Friday, June 29, 2007

William Butler Yeats

Yeats wrote a poem about his daughter, Anne Butler Yeats born February 26, 1919. "A Prayer for My Daughter" was my favorite in this section.

"Once more the storm is howling, and half hid
Under this cradle-hood and coverlid
My child sleeps on" (p. 1123).
Looking at these lines from a literal stand point I would say that his daughter is sleeping through a fierce storm occurring outside. Some children can sleep through anything. However, for a figurative point of view, I would say that the storm represents turbulence around him, such as events during the time in which Yeats lived. People want to keep their children safe and he wishes to shield Anne from badness.

"And for an hour I have walked and prayed
Because of the great gloom that is in my mind."....
"Imagining in excited reverie
That the future years had come"
Yeats seems to be an anxious and worried father. He has put much thought into his daughter's future. All parents want their children to have better lives than they did. He wants her to inherit the traits and character necessary to lead a fulfilling life. He wants her to be happy.
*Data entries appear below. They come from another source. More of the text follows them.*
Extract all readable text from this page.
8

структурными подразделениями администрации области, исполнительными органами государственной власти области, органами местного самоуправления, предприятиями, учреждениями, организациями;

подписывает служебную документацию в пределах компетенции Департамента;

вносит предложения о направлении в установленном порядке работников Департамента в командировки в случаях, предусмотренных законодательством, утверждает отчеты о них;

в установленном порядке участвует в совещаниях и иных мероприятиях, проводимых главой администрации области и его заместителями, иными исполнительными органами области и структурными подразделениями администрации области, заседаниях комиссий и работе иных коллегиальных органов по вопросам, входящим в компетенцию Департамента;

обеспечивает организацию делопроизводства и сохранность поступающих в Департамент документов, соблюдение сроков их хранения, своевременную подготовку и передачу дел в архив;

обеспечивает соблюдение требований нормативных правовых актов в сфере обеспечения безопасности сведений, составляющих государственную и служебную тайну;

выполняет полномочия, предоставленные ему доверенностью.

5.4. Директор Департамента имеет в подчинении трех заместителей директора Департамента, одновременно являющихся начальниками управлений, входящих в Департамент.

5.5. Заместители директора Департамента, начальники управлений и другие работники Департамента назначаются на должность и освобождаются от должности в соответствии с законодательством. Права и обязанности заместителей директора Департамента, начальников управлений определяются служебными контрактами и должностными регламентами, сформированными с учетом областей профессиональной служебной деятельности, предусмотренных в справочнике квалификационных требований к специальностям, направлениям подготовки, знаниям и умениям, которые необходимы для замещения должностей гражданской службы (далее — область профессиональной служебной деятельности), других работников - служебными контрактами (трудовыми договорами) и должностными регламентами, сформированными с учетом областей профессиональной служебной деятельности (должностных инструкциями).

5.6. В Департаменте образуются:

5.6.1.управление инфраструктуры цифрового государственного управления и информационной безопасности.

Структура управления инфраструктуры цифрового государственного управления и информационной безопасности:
"May she be granted beauty and yet not
Beauty to make a stranger's eye distraught,
or hers before a looking glass, for such
Being made beautiful overmuch,
Consider beauty a sufficient end,"
These lines tell us that Yeats wishes for his daughter to be beautiful, but not strikingly or overly beautiful. My interpretation was that he was saying that having too much beauty can be a detriment. It can be a curse because it can deceive those that observe the beauty as well as the person that possesses it. I can understand where he may derive this opinion because I know some people that are extremely beautiful on the outside and ugly on the inside. We all know if you are ugly on the inside, that beauty on the outside no longer seems so attractive. Its what's on the inside that counts. Later in the poem he mentions Helen of Troy to further get this point across.

1 comment:

Jonathan.Glance said...

Candice,

Good close reading and explication of Yeats's poem. You present and discuss appropriate quotations. Good job.